While President George W. Bush bears the ultimate responsibility, the nature of the evidence against Cheney and his closest associates is so specific and overwhelming that it makes sense to impeach and bring him to trial first.
Subpoenas from Capitol Hill are flying downtown into executive office buildings like paper airplanes, but the potential for obfuscation and delay is immense, and the danger to the Republic speaks for a more urgent, simpler approach.
As hundreds are killed each day in the misbegotten war in Iraq with no end in sight, the same officials who brought us Iraq—with the vice president in the lead— are salivating for war on Iran.
There is a blizzard of possible charges warranting impeachment, and that is part of the problem. It’s not only outrage fatigue, it is knowing how to sort through what Thomas Jefferson called “a long train of abuses and usurpations” to select the most heinous, when it is difficult to discern which of them most offends our Constitution and the rule of law.
Suggestion: From the most heinous, select just one for which there is ready proof—one not susceptible of the kind of diddling that has been so prevalent in Washington these past several years.
Why not focus on a high crime that the Bush administration has already admitted to, with claims it is above the law and the Constitution: electronic eavesdropping on Americans without the required court warrant.
This charge has the additional advantage of precedent. It was included in the second (of three) Articles of Impeachment voted against President Richard Nixon by a 28 to 10 vote by the House Committee on the Judiciary on July 27, 1974.
That charge was “electronic surveillance of private citizens” in violation of the law and similar illegalities. Impeachment Article 2 stated that for these abuses:
“Richard M. Nixon has acted in a manner contrary to his trust as President and subversive of constitutional government, to the great prejudice of the cause of law and justice and to the manifest injury of the people of the United States. Wherefore Richard M. Nixon, by such conduct, warrants impeachment and trial, and removal from office.”
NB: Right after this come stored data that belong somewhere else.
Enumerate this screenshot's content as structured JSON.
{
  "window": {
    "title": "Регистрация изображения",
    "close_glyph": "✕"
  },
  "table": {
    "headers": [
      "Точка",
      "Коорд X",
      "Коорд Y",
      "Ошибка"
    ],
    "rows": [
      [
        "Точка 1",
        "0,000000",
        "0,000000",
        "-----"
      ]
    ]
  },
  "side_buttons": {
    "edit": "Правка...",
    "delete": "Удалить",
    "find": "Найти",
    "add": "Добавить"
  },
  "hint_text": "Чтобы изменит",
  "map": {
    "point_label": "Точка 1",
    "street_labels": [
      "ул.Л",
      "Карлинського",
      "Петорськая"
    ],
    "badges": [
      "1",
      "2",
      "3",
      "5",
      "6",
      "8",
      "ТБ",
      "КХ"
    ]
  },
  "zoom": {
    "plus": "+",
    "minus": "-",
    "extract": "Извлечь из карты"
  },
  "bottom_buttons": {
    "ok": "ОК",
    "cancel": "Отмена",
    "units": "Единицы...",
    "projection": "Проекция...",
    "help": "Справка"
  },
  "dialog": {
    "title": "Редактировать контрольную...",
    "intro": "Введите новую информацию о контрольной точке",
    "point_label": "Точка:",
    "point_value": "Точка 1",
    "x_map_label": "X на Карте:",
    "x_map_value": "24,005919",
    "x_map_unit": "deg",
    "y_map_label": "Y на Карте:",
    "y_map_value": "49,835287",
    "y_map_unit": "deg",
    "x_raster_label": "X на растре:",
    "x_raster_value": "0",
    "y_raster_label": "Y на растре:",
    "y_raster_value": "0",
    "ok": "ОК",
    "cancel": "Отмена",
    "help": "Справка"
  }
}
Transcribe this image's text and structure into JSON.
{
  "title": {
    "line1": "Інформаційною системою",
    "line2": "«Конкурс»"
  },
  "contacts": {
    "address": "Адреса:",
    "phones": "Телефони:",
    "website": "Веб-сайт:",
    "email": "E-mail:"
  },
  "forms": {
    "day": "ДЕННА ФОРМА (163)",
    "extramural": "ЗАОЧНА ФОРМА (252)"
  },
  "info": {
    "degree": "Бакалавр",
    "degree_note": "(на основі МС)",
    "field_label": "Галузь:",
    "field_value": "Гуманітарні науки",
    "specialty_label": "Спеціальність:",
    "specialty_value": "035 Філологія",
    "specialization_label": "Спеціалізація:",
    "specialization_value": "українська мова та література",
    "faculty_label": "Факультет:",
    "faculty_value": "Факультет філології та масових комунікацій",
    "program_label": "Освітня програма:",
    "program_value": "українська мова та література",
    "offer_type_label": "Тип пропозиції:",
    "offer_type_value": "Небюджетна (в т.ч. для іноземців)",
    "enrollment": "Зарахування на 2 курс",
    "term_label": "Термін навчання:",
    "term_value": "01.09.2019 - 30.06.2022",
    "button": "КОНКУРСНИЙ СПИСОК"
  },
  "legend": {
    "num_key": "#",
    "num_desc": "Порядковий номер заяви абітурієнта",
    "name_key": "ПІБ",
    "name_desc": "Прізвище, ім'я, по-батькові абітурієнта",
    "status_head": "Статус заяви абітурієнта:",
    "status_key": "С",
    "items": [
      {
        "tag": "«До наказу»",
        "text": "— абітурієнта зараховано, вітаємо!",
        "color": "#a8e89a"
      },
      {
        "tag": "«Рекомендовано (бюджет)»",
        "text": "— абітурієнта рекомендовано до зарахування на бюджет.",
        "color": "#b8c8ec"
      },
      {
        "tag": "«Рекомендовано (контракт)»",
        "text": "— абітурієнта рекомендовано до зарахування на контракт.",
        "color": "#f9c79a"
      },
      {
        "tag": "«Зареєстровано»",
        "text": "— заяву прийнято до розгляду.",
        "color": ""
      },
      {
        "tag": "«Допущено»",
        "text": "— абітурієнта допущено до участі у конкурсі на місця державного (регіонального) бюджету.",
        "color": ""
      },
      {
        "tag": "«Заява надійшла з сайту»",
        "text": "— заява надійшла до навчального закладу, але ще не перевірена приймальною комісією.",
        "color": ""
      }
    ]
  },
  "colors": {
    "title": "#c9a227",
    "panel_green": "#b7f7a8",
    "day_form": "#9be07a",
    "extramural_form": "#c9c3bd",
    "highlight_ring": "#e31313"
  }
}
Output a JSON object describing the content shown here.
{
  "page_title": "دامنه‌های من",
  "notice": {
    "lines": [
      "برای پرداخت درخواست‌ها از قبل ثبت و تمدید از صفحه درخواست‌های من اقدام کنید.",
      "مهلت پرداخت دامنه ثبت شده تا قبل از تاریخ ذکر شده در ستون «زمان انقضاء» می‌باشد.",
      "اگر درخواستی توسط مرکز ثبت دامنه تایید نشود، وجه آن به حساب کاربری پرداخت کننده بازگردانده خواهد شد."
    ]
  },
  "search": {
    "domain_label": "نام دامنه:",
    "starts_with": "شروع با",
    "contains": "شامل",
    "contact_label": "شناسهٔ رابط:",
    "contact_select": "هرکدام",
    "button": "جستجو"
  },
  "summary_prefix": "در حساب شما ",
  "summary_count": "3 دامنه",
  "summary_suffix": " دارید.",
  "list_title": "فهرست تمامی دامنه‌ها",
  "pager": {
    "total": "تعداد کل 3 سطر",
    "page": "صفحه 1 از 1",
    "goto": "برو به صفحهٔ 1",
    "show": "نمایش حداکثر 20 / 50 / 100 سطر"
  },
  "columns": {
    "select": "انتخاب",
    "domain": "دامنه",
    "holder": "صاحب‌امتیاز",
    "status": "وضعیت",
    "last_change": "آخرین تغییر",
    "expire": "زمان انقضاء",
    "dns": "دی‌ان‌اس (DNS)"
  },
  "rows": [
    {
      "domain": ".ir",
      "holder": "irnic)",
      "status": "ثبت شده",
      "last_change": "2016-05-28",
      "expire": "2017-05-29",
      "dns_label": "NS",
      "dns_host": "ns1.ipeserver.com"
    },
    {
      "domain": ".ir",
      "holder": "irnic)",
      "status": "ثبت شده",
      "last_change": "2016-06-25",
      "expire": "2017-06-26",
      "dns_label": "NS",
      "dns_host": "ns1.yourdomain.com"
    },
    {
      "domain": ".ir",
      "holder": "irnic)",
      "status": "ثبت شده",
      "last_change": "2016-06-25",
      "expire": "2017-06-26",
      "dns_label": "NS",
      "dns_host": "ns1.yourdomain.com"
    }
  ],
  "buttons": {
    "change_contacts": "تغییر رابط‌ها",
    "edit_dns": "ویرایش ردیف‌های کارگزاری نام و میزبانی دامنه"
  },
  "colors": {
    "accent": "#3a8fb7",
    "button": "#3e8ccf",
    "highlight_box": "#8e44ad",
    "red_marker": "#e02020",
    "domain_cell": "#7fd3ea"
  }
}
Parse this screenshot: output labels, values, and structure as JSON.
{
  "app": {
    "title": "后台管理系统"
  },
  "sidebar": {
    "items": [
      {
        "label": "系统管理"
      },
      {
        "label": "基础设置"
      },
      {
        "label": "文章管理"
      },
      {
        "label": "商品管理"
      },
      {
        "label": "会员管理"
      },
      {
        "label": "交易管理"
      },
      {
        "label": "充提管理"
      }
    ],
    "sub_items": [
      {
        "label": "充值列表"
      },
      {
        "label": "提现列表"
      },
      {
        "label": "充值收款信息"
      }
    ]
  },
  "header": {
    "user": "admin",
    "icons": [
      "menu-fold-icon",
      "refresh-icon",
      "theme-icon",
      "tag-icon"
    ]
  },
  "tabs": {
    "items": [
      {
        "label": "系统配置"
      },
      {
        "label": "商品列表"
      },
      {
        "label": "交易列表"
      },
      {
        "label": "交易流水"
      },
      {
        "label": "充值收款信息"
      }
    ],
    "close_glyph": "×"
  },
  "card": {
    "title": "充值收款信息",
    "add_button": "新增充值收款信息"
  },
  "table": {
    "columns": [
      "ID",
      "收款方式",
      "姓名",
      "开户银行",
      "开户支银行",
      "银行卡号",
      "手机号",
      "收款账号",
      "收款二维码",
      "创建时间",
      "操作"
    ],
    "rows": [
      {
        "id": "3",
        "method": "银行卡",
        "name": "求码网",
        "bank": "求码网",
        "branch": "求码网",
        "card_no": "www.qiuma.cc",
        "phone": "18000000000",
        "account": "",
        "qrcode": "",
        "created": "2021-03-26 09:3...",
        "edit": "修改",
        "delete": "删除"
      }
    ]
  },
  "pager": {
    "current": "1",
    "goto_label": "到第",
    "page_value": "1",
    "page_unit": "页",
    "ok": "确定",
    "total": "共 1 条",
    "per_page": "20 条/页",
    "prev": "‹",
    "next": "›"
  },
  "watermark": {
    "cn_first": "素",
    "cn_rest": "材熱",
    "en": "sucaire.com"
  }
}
Similarly, as William Goodman, former legal director of the Center for Constitutional Rights, has suggested, pride of place among the various possible charges against those of the George W. Bush administration should be given to the crime of unlawful electronic surveillance; namely, failing to take care that the laws were faithfully executed, by directing or authorizing the National Security Agency and various other agencies within the intelligence community to conduct electronic surveillance outside the statutes Congress has prescribed as the exclusive means for such surveillance.
What makes this a no-brainer is that the administration has proudly admitted to sponsoring an electronic surveillance program that violates the Foreign Intelligence Surveillance Act (FISA) of 1978.
On Dec.17, 2005, a day after the New York Times front-paged an article on the administration practice of eavesdropping on Americans without the required court warrant, administration front man George W. Bush bragged about authorizing the National Security Agency to eavesdrop on U.S. citizens without the court order required by FISA.
The president stated defiantly, “I have reauthorized this program more than 30 times since the September 11th attacks, and I intend to do so for as long as our nation faces a continuing threat from al-Qaeda and related groups.”
By what authority did the Bush administration ignore the FISA requirement for a court order for such eavesdropping? “The authority vested in me by Congress, including the Joint Authorization for Use of Military Force [and] constitutional authority vested in me as commander-in-chief.”
That these arguments are quite a stretch is clear from the adjectives used by respected jurists to describe them. “Ludicrous” is the one most often applied. “The program appears on its face to violate existing law,” wrote a group of distinguished lawyers, several of whom worked in senior positions in Republican as well as Democratic administrations.